The difference between passwd -l and passwd -d

There are two options for canceling a user password in Linux. You can either lock the password login or delete the password altogether. What implications do they have?

Most administrators today would probably set up their servers with SSH access. But if you initially provisioned the server with password authentication, you’ll need to prevent the user you used from logging in.

The passwd program can either lock an account (the -l option) or delete a password for the account (the -d option). What’s the difference?

Locking accounts would prevent users from logging in, but keep their passwords around:

$ sudo passwd -l root

This means you can later unlock these accounts and use them as before. It also means you’ll still need and use passwords for sudo if the password is required (you can configure sudo not to require password, though).
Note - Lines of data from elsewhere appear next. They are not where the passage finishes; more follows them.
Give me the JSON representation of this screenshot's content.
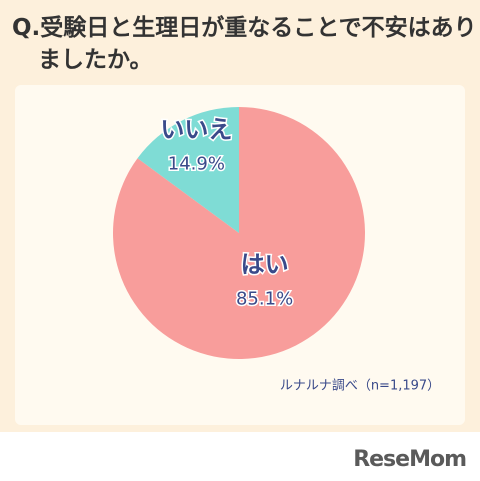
{
  "chart_data": {
    "type": "pie",
    "title": "Q.受験日と生理日が重なることで不安はありましたか。",
    "categories": [
      "はい",
      "いいえ"
    ],
    "values": [
      85.1,
      14.9
    ],
    "value_labels": [
      "85.1%",
      "14.9%"
    ],
    "colors": [
      "#f89d9b",
      "#7fdcd5"
    ],
    "note": "ルナルナ調べ（n=1,197）"
  },
  "brand": "ReseMom"
}
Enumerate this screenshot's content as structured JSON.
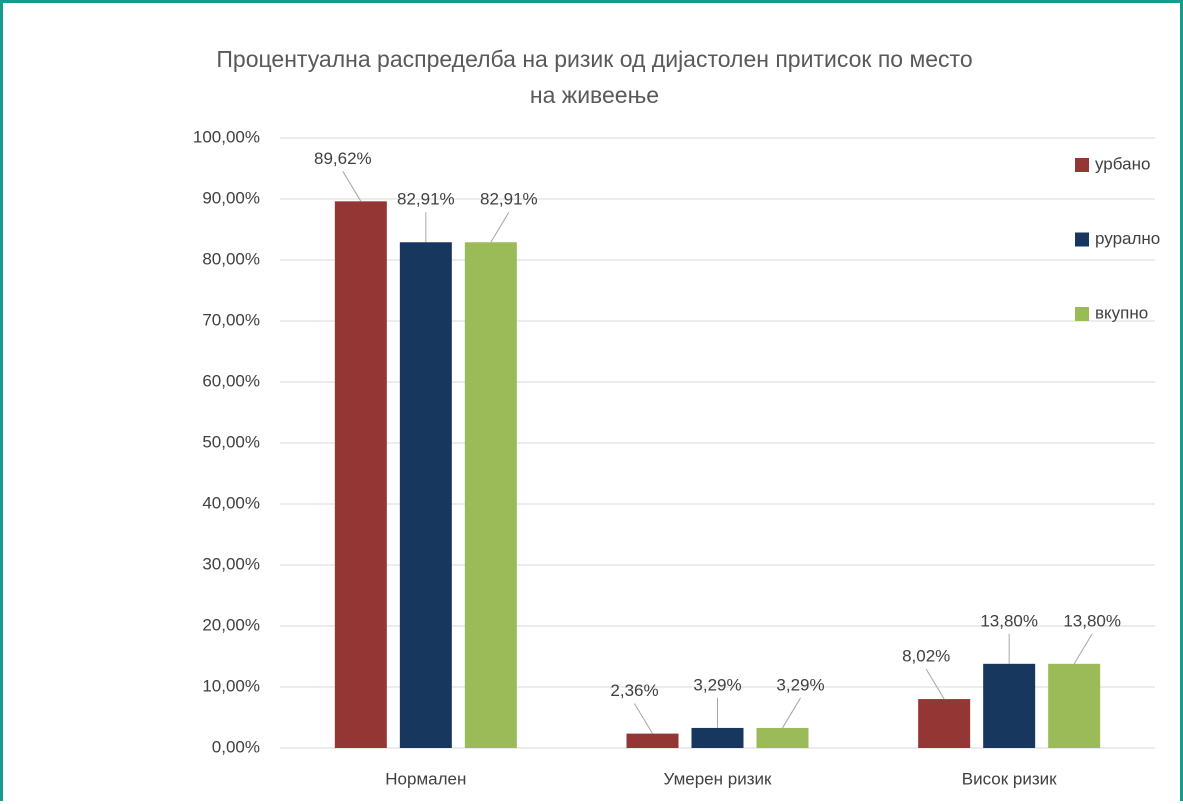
{
  "chart_data": {
    "type": "bar",
    "title": "Процентуална распределба на ризик од дијастолен притисок  по место\nна живеење",
    "categories": [
      "Нормален",
      "Умерен ризик",
      "Висок ризик"
    ],
    "series": [
      {
        "name": "урбано",
        "color": "#943634",
        "values": [
          89.62,
          2.36,
          8.02
        ],
        "value_labels": [
          "89,62%",
          "2,36%",
          "8,02%"
        ]
      },
      {
        "name": "рурално",
        "color": "#17375e",
        "values": [
          82.91,
          3.29,
          13.8
        ],
        "value_labels": [
          "82,91%",
          "3,29%",
          "13,80%"
        ]
      },
      {
        "name": "вкупно",
        "color": "#9bbb59",
        "values": [
          82.91,
          3.29,
          13.8
        ],
        "value_labels": [
          "82,91%",
          "3,29%",
          "13,80%"
        ]
      }
    ],
    "ylim": [
      0,
      100
    ],
    "yticks": [
      {
        "value": 0,
        "label": "0,00%"
      },
      {
        "value": 10,
        "label": "10,00%"
      },
      {
        "value": 20,
        "label": "20,00%"
      },
      {
        "value": 30,
        "label": "30,00%"
      },
      {
        "value": 40,
        "label": "40,00%"
      },
      {
        "value": 50,
        "label": "50,00%"
      },
      {
        "value": 60,
        "label": "60,00%"
      },
      {
        "value": 70,
        "label": "70,00%"
      },
      {
        "value": 80,
        "label": "80,00%"
      },
      {
        "value": 90,
        "label": "90,00%"
      },
      {
        "value": 100,
        "label": "100,00%"
      }
    ],
    "grid": true,
    "legend": "right"
  }
}
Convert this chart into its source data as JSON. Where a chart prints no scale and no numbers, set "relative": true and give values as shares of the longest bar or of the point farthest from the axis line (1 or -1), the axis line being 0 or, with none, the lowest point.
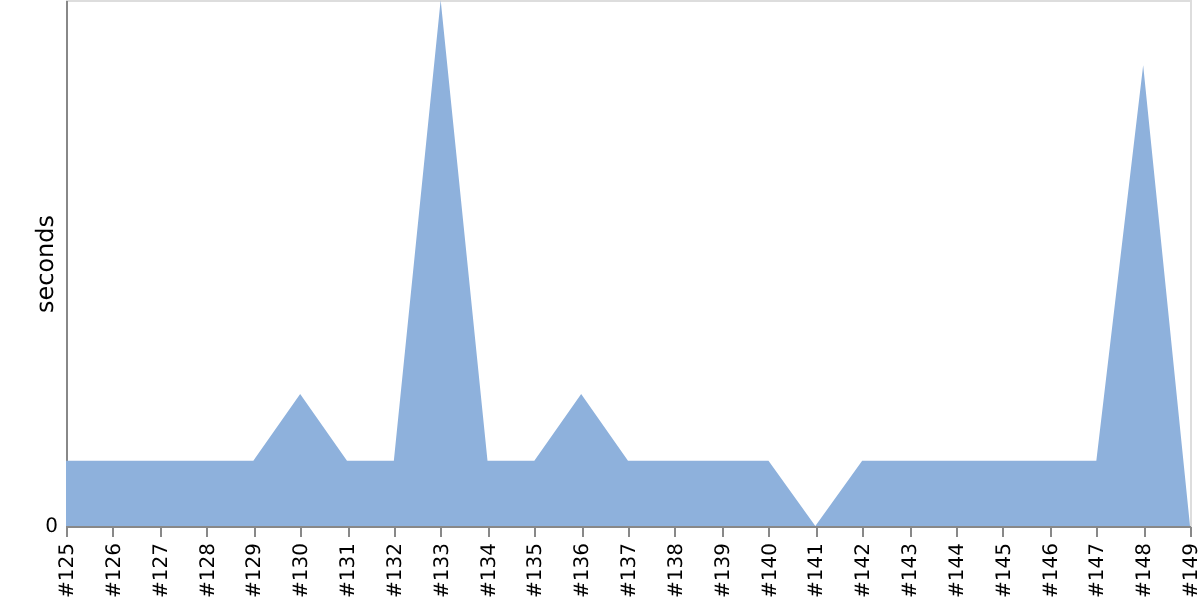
{
  "chart_data": {
    "type": "area",
    "ylabel": "seconds",
    "relative": true,
    "annotations": [
      "0"
    ],
    "grid": false,
    "categories": [
      "#125",
      "#126",
      "#127",
      "#128",
      "#129",
      "#130",
      "#131",
      "#132",
      "#133",
      "#134",
      "#135",
      "#136",
      "#137",
      "#138",
      "#139",
      "#140",
      "#141",
      "#142",
      "#143",
      "#144",
      "#145",
      "#146",
      "#147",
      "#148",
      "#149"
    ],
    "series": [
      {
        "color": "#8eb1dc",
        "values": [
          0.124,
          0.124,
          0.124,
          0.124,
          0.124,
          0.251,
          0.124,
          0.124,
          1,
          0.124,
          0.124,
          0.251,
          0.124,
          0.124,
          0.124,
          0.124,
          0,
          0.124,
          0.124,
          0.124,
          0.124,
          0.124,
          0.124,
          0.876,
          0
        ]
      }
    ]
  }
}
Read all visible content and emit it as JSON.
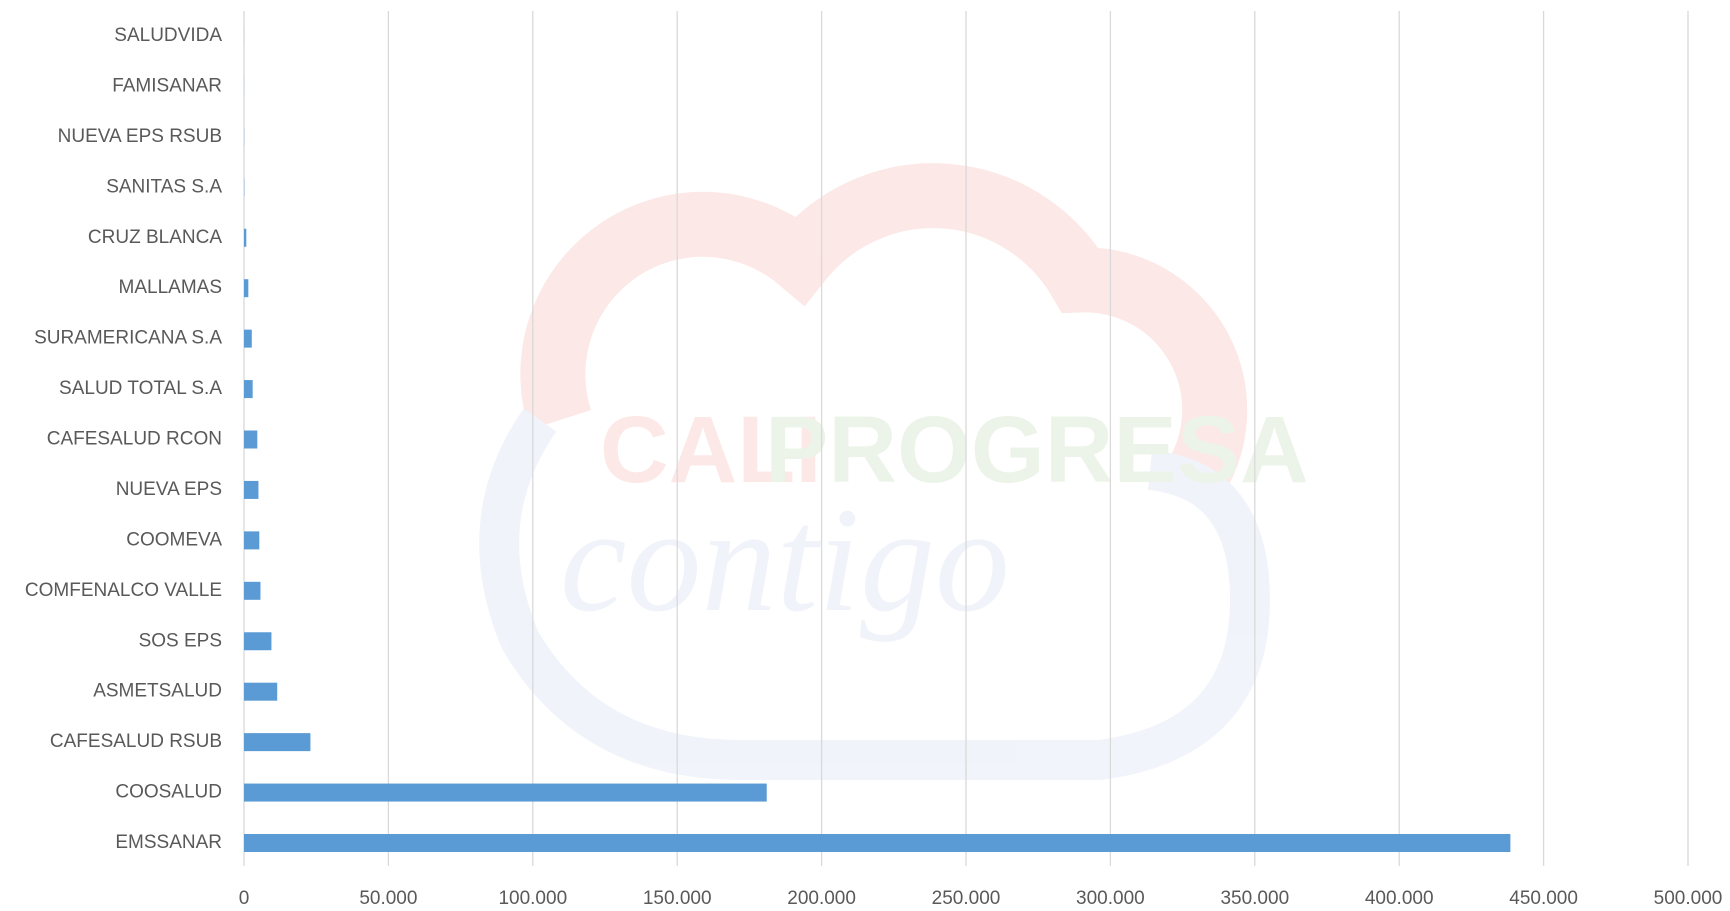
{
  "chart_data": {
    "type": "bar",
    "orientation": "horizontal",
    "categories": [
      "SALUDVIDA",
      "FAMISANAR",
      "NUEVA EPS RSUB",
      "SANITAS S.A",
      "CRUZ BLANCA",
      "MALLAMAS",
      "SURAMERICANA S.A",
      "SALUD TOTAL S.A",
      "CAFESALUD RCON",
      "NUEVA EPS",
      "COOMEVA",
      "COMFENALCO VALLE",
      "SOS EPS",
      "ASMETSALUD",
      "CAFESALUD RSUB",
      "COOSALUD",
      "EMSSANAR"
    ],
    "values": [
      20,
      30,
      50,
      100,
      800,
      1500,
      2700,
      3000,
      4600,
      5000,
      5300,
      5700,
      9500,
      11500,
      23000,
      181000,
      438500
    ],
    "color": "#5b9bd5",
    "xlim": [
      0,
      500000
    ],
    "xticks": [
      0,
      {
        "value": 50000,
        "label": "50.000"
      },
      {
        "value": 100000,
        "label": "100.000"
      },
      {
        "value": 150000,
        "label": "150.000"
      },
      {
        "value": 200000,
        "label": "200.000"
      },
      {
        "value": 250000,
        "label": "250.000"
      },
      {
        "value": 300000,
        "label": "300.000"
      },
      {
        "value": 350000,
        "label": "350.000"
      },
      {
        "value": 400000,
        "label": "400.000"
      },
      {
        "value": 450000,
        "label": "450.000"
      },
      {
        "value": 500000,
        "label": "500.000"
      }
    ],
    "grid": true,
    "watermark": {
      "brand1": "CALI",
      "brand2": "PROGRESA",
      "script": "contigo"
    }
  }
}
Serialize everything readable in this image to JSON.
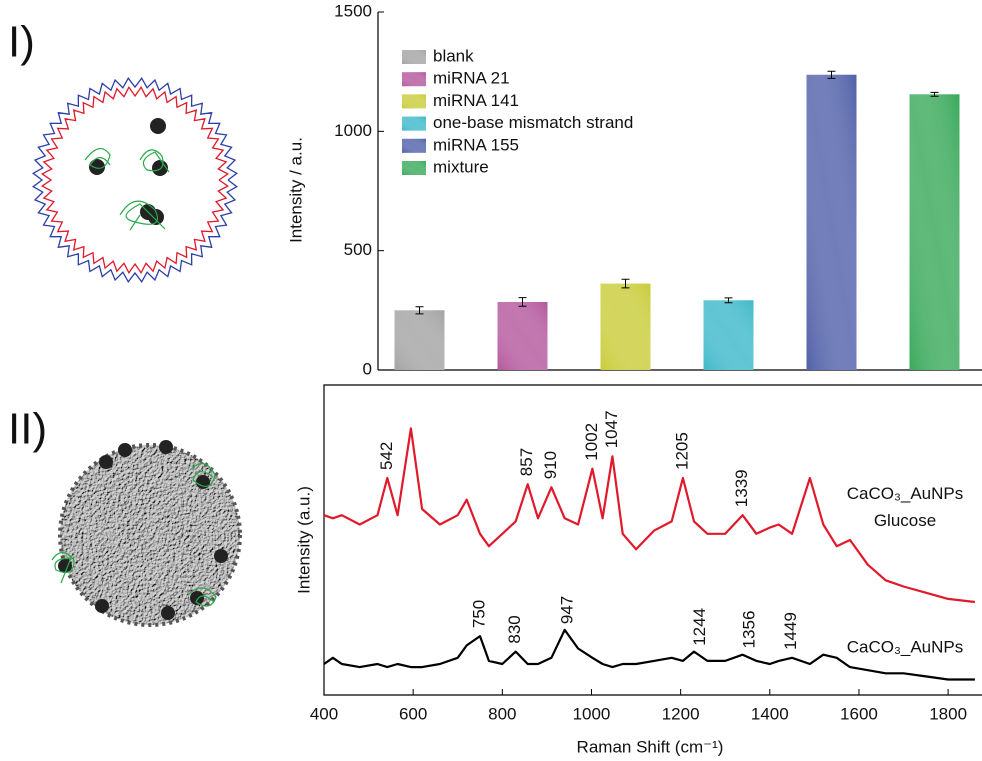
{
  "chart_data": [
    {
      "type": "bar",
      "panel_label": "I)",
      "ylabel": "Intensity / a.u.",
      "categories": [
        "blank",
        "miRNA 21",
        "miRNA 141",
        "one-base mismatch strand",
        "miRNA 155",
        "mixture"
      ],
      "values": [
        250,
        285,
        362,
        292,
        1237,
        1155
      ],
      "errors": [
        15,
        18,
        18,
        10,
        15,
        8
      ],
      "colors": [
        "#a3a3a3",
        "#b4579c",
        "#c9cc38",
        "#3eb8c9",
        "#5161a9",
        "#3aa95b"
      ],
      "ylim": [
        0,
        1500
      ],
      "yticks": [
        0,
        500,
        1000,
        1500
      ],
      "legend": "upper left"
    },
    {
      "type": "line",
      "panel_label": "II)",
      "xlabel": "Raman Shift (cm⁻¹)",
      "ylabel": "Intensity (a.u.)",
      "x": [
        400,
        420,
        440,
        480,
        520,
        542,
        565,
        595,
        620,
        660,
        700,
        720,
        750,
        770,
        800,
        830,
        857,
        880,
        910,
        940,
        970,
        1002,
        1025,
        1047,
        1070,
        1100,
        1140,
        1180,
        1205,
        1230,
        1260,
        1300,
        1339,
        1370,
        1400,
        1420,
        1450,
        1490,
        1520,
        1550,
        1580,
        1620,
        1660,
        1700,
        1750,
        1800,
        1860
      ],
      "series": [
        {
          "name": "CaCO₃_AuNPs Glucose",
          "color": "#e0192b",
          "values": [
            58,
            57,
            58,
            55,
            58,
            70,
            58,
            86,
            60,
            55,
            58,
            63,
            52,
            48,
            52,
            56,
            68,
            57,
            67,
            57,
            55,
            73,
            57,
            77,
            52,
            47,
            53,
            56,
            70,
            56,
            52,
            52,
            58,
            52,
            54,
            55,
            52,
            70,
            55,
            48,
            50,
            42,
            37,
            35,
            33,
            31,
            30
          ],
          "peaks": [
            542,
            857,
            910,
            1002,
            1047,
            1205,
            1339
          ]
        },
        {
          "name": "CaCO₃_AuNPs",
          "color": "#000000",
          "values": [
            10,
            12,
            10,
            9,
            10,
            9,
            10,
            9,
            9,
            10,
            12,
            16,
            19,
            11,
            10,
            14,
            10,
            10,
            12,
            21,
            15,
            12,
            10,
            9,
            10,
            10,
            11,
            12,
            11,
            14,
            11,
            11,
            13,
            11,
            10,
            11,
            12,
            10,
            13,
            12,
            9,
            8,
            7,
            7,
            6,
            5,
            5
          ],
          "peaks": [
            750,
            830,
            947,
            1244,
            1356,
            1449
          ]
        }
      ],
      "xlim": [
        400,
        1876
      ],
      "xticks": [
        400,
        600,
        800,
        1000,
        1200,
        1400,
        1600,
        1800
      ],
      "ylim": [
        0,
        100
      ]
    }
  ]
}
Removing the password, on the other hand, completely removes the password and removes the unnecessary lock if present:

$ sudo passwd -d root

Users without passwords won’t be require to input password on logging. If they are configured to use sudo, they can do that without password, too (even if password is required by sudo).

As for the SSH access, locked accounts cannot log in and logging of passwordless accounts depends on the PermitEmptyPasswords directive in /etc/ssh/sshd_config (location on Fedora-based systems). If set to yes, users can login without issues. If set to no or if the password authentication is disabled alltogether, then they won’t be able to log in (this should be default).